Keeping Participants on Track for a Healthy Retirement
Inertia and time limitations hinder some participants from actively choosing the investments in their retirement account, but other participants reveal a different hurdle: their confidence declines as they face the complexities of investment decisions. This lack of confidence isn't a surprise, given that survey results show workers often fall short in their knowledge of investment basics.
Only about half of participants were interested in selecting their own mix of individual funds or were comfortable deciding how much to invest in each fund. Even fewer said they had the time to keep an eye on those investments and make changes as their retirement approaches.
It's no wonder a significant percentage of participants don't properly allocate their assets. This is especially true for employees who've been at a company for several years. These veterans may think their plans are in good shape because of the investment choices they made when they were first hired, but there's a good chance that their allocations are outdated and need to be realigned.

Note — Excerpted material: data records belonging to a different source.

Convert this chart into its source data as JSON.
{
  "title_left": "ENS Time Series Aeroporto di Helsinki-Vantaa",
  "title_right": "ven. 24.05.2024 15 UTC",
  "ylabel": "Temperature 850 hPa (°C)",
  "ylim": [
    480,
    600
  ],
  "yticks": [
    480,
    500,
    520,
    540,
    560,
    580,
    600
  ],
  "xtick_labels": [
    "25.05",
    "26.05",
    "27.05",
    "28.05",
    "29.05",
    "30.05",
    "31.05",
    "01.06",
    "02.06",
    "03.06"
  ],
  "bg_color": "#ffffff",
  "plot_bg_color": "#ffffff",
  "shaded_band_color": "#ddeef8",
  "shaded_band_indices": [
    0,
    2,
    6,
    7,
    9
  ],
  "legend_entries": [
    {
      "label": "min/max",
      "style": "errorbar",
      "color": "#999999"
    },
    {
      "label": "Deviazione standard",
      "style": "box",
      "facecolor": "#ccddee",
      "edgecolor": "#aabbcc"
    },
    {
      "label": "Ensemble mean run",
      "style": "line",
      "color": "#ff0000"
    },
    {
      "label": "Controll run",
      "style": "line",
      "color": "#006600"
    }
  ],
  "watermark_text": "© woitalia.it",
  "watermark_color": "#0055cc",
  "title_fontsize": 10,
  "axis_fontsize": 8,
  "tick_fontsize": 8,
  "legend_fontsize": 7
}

Getting More Mileage out of Inertia
A small percentage of participants decide to change their plan mix at reenrollment, but most employees defaulted into a QDIA stay put—inertia actually works to plan sponsors' advantage in this case. It’s a win-win situation for participants and sponsors.
Reenrollment shouldn’t be the final step when participants lack time or investment knowledge—or even when they don't. It's crucial to keep employees engaged before, during and after reenrollment—even if they don't need to take action. Employees who get regular, effective communication respond more positively to change. Communication best practices include positive, straightforward language, more visuals and a simple call to action.